Moral studied literature as an undergraduate at Lady Shri Ram College for Women in New Delhi, and came to Dartmouth to pursue a Masters in Cultural Studies. At Dartmouth, Moral studied the migrant bodies and affective lives of the Rohingya, a stateless group in Myanmar, as they arecaught in ethno-nationalist politics. Her fieldwork with Rohingya refugees in the Thai-Myanmar border drew both on anthropological observation and analyses of popular genealogies of the ethnic identity and contested status of Rohingyas.
Moral recalls the development of a unifying idea in her work: “As I examined ethnic diversity and religious pluralities in Myanmar, both already complicated by transnational borders, the anthropology of sovereignty became a pertinent issue.” Her thesis wove together many threads: the freedoms of marginal people, and what brings them recognition as ‘communities’ and ‘citizens,’ how these categories are defined differently in different spaces, and the precarity of movements by such marginal stateless peoples. Moral also published work in the MALS journal Clamantis and was a recipient of the Thesis Excellence Award in Cultural Studies.
Recalling her time in Hanover, Moral misses eating the bread from Molly’s, taking strolls around the Green, and formal classroom debates—as well as informal chats downtown after hours—with professors which yielded enduring insights. These mentorship moments are perhaps the most durable resources she took from Dartmouth to her career.

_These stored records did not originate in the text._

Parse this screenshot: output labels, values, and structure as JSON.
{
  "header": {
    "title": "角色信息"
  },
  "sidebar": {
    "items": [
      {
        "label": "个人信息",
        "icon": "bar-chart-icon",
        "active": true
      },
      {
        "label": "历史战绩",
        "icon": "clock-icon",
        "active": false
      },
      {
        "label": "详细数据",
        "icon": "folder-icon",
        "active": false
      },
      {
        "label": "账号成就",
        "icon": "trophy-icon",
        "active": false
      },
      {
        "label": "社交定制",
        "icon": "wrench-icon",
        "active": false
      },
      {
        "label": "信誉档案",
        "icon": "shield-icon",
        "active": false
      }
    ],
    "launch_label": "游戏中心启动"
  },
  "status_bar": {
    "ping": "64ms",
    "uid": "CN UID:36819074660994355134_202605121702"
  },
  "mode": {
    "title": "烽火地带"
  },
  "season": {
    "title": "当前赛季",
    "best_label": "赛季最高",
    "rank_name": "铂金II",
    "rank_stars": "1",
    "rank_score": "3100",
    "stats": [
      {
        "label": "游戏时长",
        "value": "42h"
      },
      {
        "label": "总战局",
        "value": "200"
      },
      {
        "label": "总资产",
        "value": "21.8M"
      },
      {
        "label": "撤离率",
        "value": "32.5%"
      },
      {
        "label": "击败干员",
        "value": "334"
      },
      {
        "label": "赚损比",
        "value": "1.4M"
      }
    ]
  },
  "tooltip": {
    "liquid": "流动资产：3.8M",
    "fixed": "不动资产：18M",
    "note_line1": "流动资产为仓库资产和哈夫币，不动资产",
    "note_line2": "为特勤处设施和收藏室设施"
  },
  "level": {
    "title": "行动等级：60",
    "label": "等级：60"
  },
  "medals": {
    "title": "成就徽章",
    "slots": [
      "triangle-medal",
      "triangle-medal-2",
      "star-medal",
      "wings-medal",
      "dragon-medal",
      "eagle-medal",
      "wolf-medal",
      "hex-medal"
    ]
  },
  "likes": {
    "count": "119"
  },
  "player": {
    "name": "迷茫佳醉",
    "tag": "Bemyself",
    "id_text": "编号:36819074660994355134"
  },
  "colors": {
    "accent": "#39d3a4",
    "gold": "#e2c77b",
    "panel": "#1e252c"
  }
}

Moral moved from Dartmouth to a social justice think-tank in Boston, then to Brandeis University where she is a Teaching Fellow. She finds it particularly enriching in her current work to think together with students about topics such as kinship systems, food, place and space, and religion and nature. Moral traces a trajectory from her childhood experiences, through her research in Cultural Studies focusing on identity and shared patterns of life, to her current interest in unbounded terrain with intertwined geographies of river and borderland territory. Her fascination with the interconnection of everyday practices in generating a politics of place has led her to pursue a PhD in Anthropology, which she will begin this fall at Brown.

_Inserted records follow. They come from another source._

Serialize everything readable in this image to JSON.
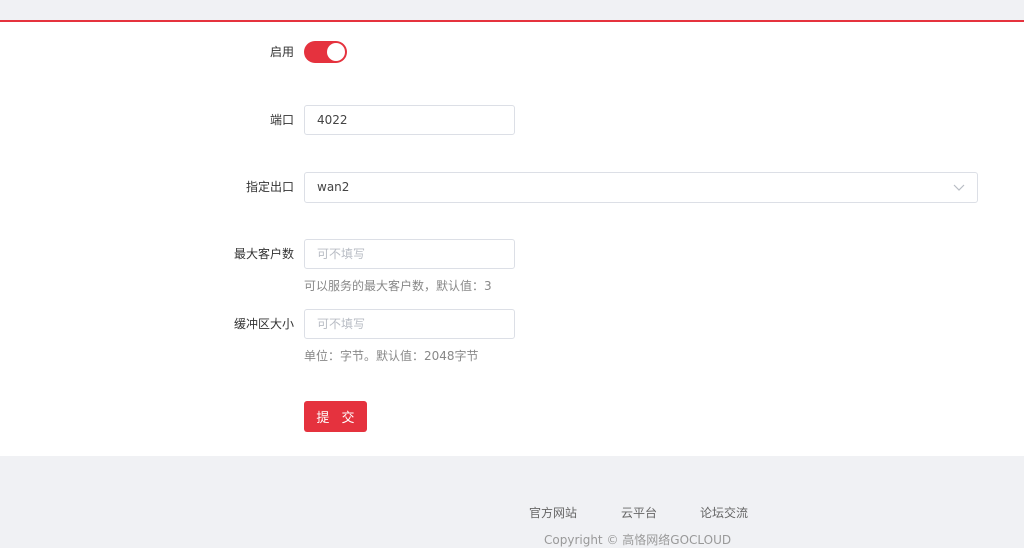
{
  "form": {
    "enable": {
      "label": "启用",
      "on": true
    },
    "port": {
      "label": "端口",
      "value": "4022"
    },
    "outlet": {
      "label": "指定出口",
      "value": "wan2",
      "icon": "chevron-down-icon"
    },
    "max_clients": {
      "label": "最大客户数",
      "placeholder": "可不填写",
      "hint": "可以服务的最大客户数，默认值：3"
    },
    "buffer_size": {
      "label": "缓冲区大小",
      "placeholder": "可不填写",
      "hint": "单位：字节。默认值：2048字节"
    },
    "submit_label": "提 交"
  },
  "footer": {
    "links": [
      "官方网站",
      "云平台",
      "论坛交流"
    ],
    "copyright": "Copyright © 高恪网络GOCLOUD"
  },
  "colors": {
    "accent": "#e5323e",
    "border": "#dcdfe6",
    "background": "#f0f1f4"
  }
}
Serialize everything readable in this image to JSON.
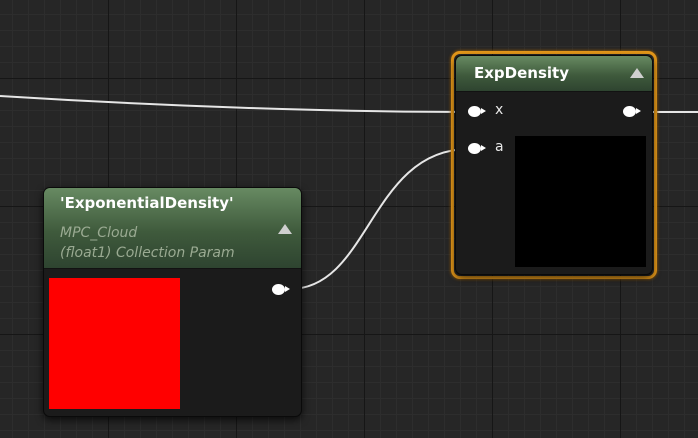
{
  "colors": {
    "graph_background": "#262626",
    "node_header": "#4a6647",
    "selection_outline": "#e89a1a",
    "wire": "#e6e6e6",
    "param_preview": "#ff0000",
    "exp_preview": "#000000"
  },
  "param_node": {
    "title": "'ExponentialDensity'",
    "collection": "MPC_Cloud",
    "type_label": "(float1) Collection Param",
    "preview_color": "#ff0000"
  },
  "exp_node": {
    "title": "ExpDensity",
    "inputs": [
      {
        "label": "x"
      },
      {
        "label": "a"
      }
    ],
    "selected": true
  }
}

Moral was drawn to anthropology by the possibilities offered by the discipline to read and re-read rich zones such as river and borderland territories. The social and cultural dynamics of water and environment and human engagement interest her, therefore the river—as a specific site of profound anthropogenic activities which manifest in the lives of communities that settle around them—increasingly drives her research questions.

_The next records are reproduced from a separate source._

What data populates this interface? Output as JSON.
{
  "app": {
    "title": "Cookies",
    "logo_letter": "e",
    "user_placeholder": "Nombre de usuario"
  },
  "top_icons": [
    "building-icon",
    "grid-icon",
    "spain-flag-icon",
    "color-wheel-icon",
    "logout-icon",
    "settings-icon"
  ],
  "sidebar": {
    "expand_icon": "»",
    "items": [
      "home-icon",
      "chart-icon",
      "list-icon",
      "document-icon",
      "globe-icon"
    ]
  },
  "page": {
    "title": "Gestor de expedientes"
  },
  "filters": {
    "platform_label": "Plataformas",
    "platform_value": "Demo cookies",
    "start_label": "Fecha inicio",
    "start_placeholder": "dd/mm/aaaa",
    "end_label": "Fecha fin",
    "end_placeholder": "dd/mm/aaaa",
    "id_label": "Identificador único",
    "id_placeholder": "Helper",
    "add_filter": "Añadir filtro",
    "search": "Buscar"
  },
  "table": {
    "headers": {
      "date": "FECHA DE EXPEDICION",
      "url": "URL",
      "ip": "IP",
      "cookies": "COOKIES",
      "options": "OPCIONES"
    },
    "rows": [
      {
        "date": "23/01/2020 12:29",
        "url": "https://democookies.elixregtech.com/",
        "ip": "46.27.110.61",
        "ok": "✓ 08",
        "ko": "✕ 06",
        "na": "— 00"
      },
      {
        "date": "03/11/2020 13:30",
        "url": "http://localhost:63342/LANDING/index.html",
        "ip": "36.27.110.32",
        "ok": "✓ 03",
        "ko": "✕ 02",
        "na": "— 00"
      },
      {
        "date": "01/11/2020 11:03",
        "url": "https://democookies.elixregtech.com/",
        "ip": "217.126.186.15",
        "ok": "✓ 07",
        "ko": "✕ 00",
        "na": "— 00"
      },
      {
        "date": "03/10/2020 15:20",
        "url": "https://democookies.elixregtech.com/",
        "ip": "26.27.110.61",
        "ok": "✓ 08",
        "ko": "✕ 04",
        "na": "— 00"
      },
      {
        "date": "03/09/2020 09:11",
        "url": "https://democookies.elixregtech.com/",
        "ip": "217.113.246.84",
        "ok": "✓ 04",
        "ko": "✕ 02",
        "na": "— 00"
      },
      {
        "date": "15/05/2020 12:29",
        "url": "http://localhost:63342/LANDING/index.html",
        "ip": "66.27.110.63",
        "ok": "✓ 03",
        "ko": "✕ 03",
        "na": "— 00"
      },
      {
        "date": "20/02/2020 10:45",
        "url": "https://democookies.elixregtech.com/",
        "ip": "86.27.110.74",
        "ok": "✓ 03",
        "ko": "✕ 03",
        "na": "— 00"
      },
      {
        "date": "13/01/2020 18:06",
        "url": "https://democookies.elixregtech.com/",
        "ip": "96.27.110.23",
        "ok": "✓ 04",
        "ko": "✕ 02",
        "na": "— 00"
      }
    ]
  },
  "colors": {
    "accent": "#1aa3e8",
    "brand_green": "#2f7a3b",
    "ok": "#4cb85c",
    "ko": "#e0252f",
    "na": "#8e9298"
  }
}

Moral encourages current and future Guarini School students to “be open-ended about what their graduate years and research may eventually yield.” She cannot overstate the importance of being a good listener; there is no better way to conduct research—with whatever method—than patiently listening, absorbing, and observing what others have to offer. She also advises graduate students to respect their own work as much as the primary readings, while maintaining enough levity to step back and laugh at yourself every now and then."